Fenomena deepfake porn merupakan penyalahgunaan AI yang memanfaatkan wajah seseorang, yang biasanya dilakukan tanpa izin atau disebut non konsensual, untuk mengolah video menggunakan program perangkat lunak AI yang disebut deep learning.
Dalam program tersebut, AI akan mempelajari ciri-ciri wajah, yaitu fitur-fiturnya, prediksi tingkah laku termasuk cara berbicara.
Kemudian outputnya tentu adalah video, pict, serta audio yang telah dimanipulasi. Dan bila ada bagian tubuh yang dipamerkan, maka dapat diperkirakan bahwa hal tersebut tidak asli atau menggunakan gambar terpisah dari wajah yang digunakan.
Pada laman hukumonline, deepfake porn adalah tindakan rekayasa gambar dan video yang ilegal. Kejahatan deepfake porn dapat dikelompokkan sebagai Kekerasan Gender Berbasis Online yang dapat menyebabkan kerugian psikologis, diasingkan secara sosial, kerugian ekonomi, dan keterbatasan mobilitas bagi para korban yang wajahnya dimanfaatkan oleh dalang deepfake porn.

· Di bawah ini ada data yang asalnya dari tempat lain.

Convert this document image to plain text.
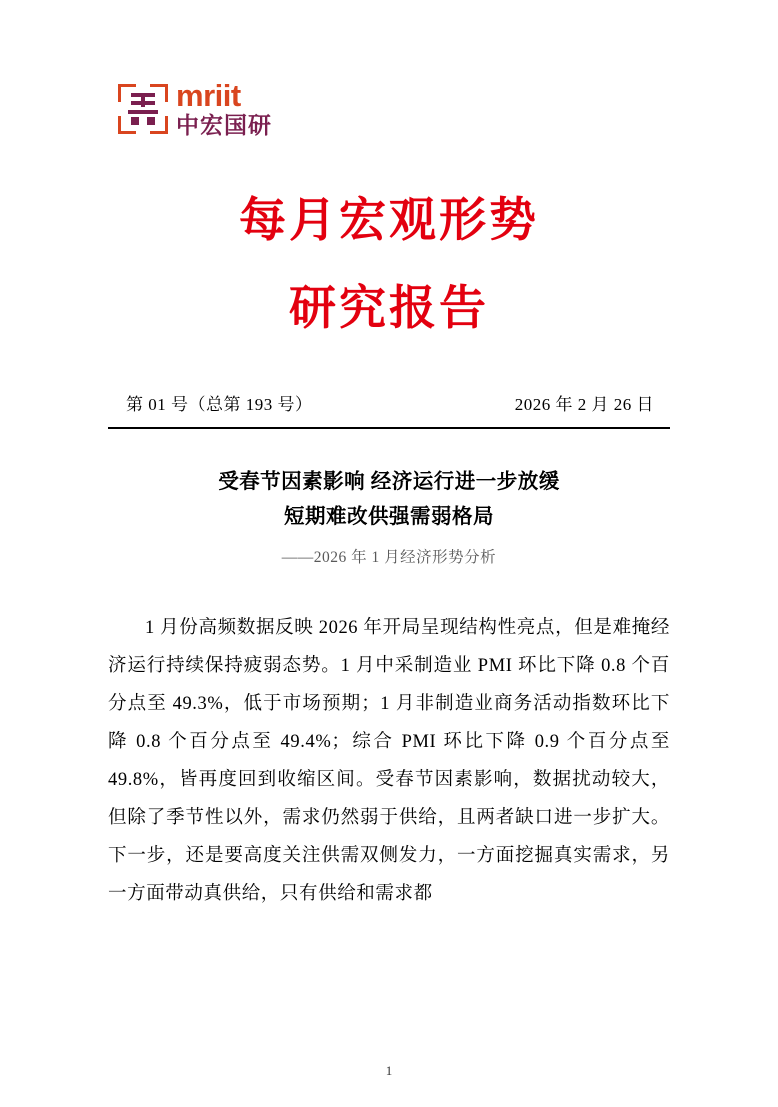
mriit
中宏国研
每月宏观形势
研究报告
第 01 号（总第 193 号）	2026 年 2 月 26 日
受春节因素影响 经济运行进一步放缓
短期难改供强需弱格局
——2026 年 1 月经济形势分析
1 月份高频数据反映 2026 年开局呈现结构性亮点，但是难掩经济运行持续保持疲弱态势。1 月中采制造业 PMI 环比下降 0.8 个百分点至 49.3%，低于市场预期；1 月非制造业商务活动指数环比下降 0.8 个百分点至 49.4%；综合 PMI 环比下降 0.9 个百分点至 49.8%，皆再度回到收缩区间。受春节因素影响，数据扰动较大，但除了季节性以外，需求仍然弱于供给，且两者缺口进一步扩大。下一步，还是要高度关注供需双侧发力，一方面挖掘真实需求，另一方面带动真供给，只有供给和需求都
1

Gawatnya, pelanggaran teknologi AI ini ternyata belum mempunyai sanksi hukum yang dikhususkan oleh pemerintah Indonesia.
Meskipun begitu, ada beberapa pasal terdapat UU ITE yang dapat digunakan untuk menjerat pelaku kejahatan deepfake porn mengenai agen elektronik, yang secara karakteristik mempunyai kemiripan dengan teknologi tersebut.
Pasal-pasal tersebut adalah:
1. UU 19 tahun 2016 pasal 1 angka 8 yang menyatakan teknologi kecerdasan buatan sebagai agen elektronik atau suatu sistem yang digunakan untuk melakukan suatu tindakan atas dasar informasi elektronik tertentu secara otomatis yang diperintahkan oleh seseorang.

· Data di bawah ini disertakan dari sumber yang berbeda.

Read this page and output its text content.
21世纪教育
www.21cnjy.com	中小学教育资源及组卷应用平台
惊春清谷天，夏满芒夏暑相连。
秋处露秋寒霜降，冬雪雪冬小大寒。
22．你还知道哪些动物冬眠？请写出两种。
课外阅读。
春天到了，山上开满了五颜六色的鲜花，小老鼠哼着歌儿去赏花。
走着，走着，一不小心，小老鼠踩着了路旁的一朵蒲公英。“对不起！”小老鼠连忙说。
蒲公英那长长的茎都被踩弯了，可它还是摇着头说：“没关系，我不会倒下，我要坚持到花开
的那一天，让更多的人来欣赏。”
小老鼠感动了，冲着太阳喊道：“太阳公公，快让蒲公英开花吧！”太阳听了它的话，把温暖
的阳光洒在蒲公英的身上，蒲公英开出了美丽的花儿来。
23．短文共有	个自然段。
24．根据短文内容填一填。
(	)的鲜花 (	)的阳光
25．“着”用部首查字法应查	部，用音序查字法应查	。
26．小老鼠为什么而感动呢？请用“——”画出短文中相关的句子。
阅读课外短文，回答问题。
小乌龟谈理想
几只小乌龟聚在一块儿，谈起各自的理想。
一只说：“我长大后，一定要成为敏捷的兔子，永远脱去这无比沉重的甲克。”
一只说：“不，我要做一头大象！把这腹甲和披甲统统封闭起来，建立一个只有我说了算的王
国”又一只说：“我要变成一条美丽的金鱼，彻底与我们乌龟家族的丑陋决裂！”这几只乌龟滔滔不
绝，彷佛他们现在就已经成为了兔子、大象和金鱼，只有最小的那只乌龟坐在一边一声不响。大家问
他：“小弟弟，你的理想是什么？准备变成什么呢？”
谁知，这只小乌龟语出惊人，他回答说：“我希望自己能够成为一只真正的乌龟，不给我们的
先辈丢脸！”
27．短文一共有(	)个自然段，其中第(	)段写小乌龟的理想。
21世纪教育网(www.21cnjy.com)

2. UU ITE pasal 27 ayat 1 mengenai pelarangan pendistribusian atau pentransmisian dokumen elektronik yang memiliki muatan pelanggaran kesusilaan.
3. UU 19 tahun 2016 pasal 45 ayat 1 mengenai ancaman pidana penjara maksimal 6 tahun dan denda maksimal satu miliar rupiah.

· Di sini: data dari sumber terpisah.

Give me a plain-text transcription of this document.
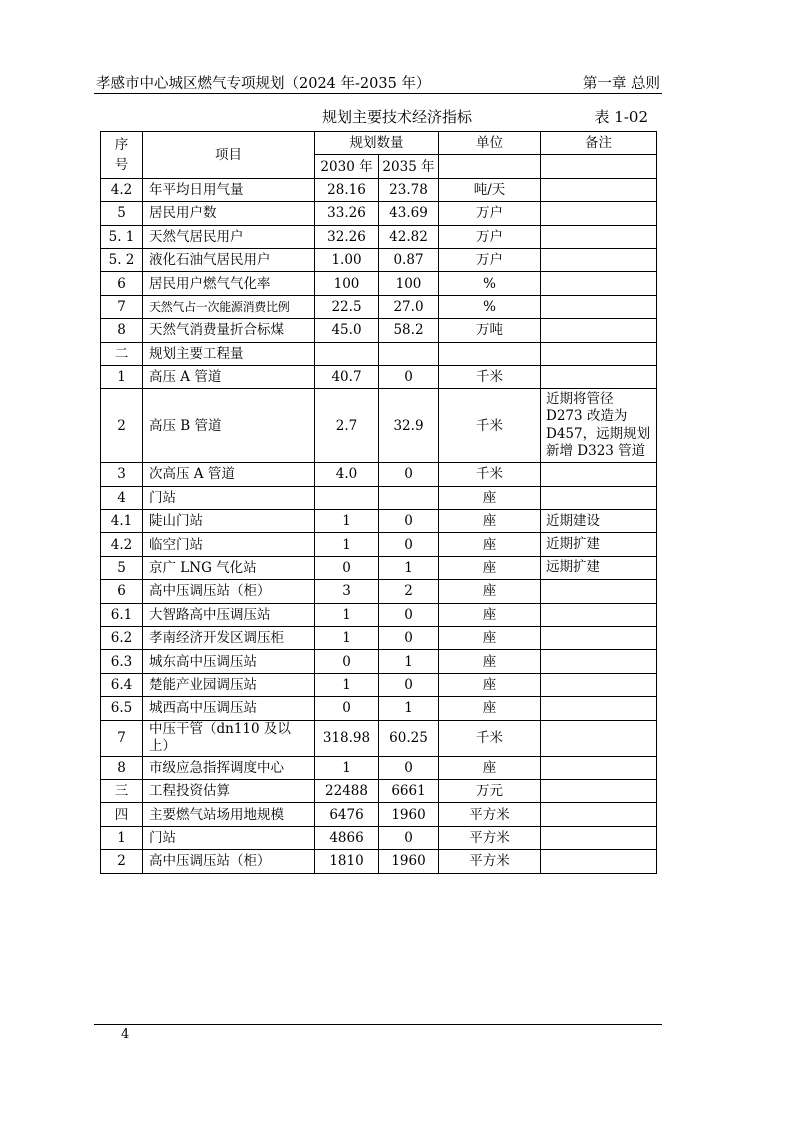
孝感市中心城区燃气专项规划（2024 年-2035 年）	第一章 总则
规划主要技术经济指标	表 1-02
序号	项目	规划数量		单位	备注
		2030 年	2035 年		
4.2	年平均日用气量	28.16	23.78	吨/天	
5	居民用户数	33.26	43.69	万户	
5. 1	天然气居民用户	32.26	42.82	万户	
5. 2	液化石油气居民用户	1.00	0.87	万户	
6	居民用户燃气气化率	100	100	%	
7	天然气占一次能源消费比例	22.5	27.0	%	
8	天然气消费量折合标煤	45.0	58.2	万吨	
二	规划主要工程量				
1	高压 A 管道	40.7	0	千米	
2	高压 B 管道	2.7	32.9	千米	近期将管径 D273 改造为 D457，远期规划新增 D323 管道
3	次高压 A 管道	4.0	0	千米	
4	门站			座	
4.1	陡山门站	1	0	座	近期建设
4.2	临空门站	1	0	座	近期扩建
5	京广 LNG 气化站	0	1	座	远期扩建
6	高中压调压站（柜）	3	2	座	
6.1	大智路高中压调压站	1	0	座	
6.2	孝南经济开发区调压柜	1	0	座	
6.3	城东高中压调压站	0	1	座	
6.4	楚能产业园调压站	1	0	座	
6.5	城西高中压调压站	0	1	座	
7	中压干管（dn110 及以上）	318.98	60.25	千米	
8	市级应急指挥调度中心	1	0	座	
三	工程投资估算	22488	6661	万元	
四	主要燃气站场用地规模	6476	1960	平方米	
1	门站	4866	0	平方米	
2	高中压调压站（柜）	1810	1960	平方米	
4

Selain itu, terdapat pasal dalam UU PDP (Perlindungan Data Pribadi) mengenai perekayasaan gambar dan video yang memanfaatkan wajah orang lain. Yakni pada pasal 66 diatur bahwa membuat pemalsuan data pribadi yang bertujuan untuk mencari keuntungan pribadi dan merugikan orang lain dapat dipidana penjara selama 6 tahun dan denda sebanyak 6 miliar rupiah.
UU Pornografi, pada pasal 4 ayat 1, juga menyatakan bahwa perbuatan memproduksi dan menyebarluaskan pornografi adalah terlarang. Hal tersebut dapat diberi sanksi hukuman penjara selama 6 bulan hingga 12 tahun, dan denda sebanyak 250 juta hingga 6 miliar rupiah, sesuai dengan pasal 29.
Selain itu terdapat aturan baru dalam KUHP, yakni UU 1 tahun 2023 pasal 407. Sanksi hukum bagi kegiatan pengadaan dan penyebarluasan pornografi adalah penjara selama 6 bulan hingga 10 tahun, dengan denda sebesar 200 juta hingga 2 miliar rupiah. Aturan dalam KUHP ini diberlakukan sebagi pengganti UU ITE dan UU tahun 2016 sejak tahun 2026.
Meskipun peraturan-peraturan di atas telah dapat digunakan untuk menjerat aksi deepfake porn, tetapi tetap diperlukan aturan yang lebih spesifik lagi untuk menjamin setiap orang terlindungi dari pemalsuan data pribadi yang digunakan dalam konten pornografi. (Pat)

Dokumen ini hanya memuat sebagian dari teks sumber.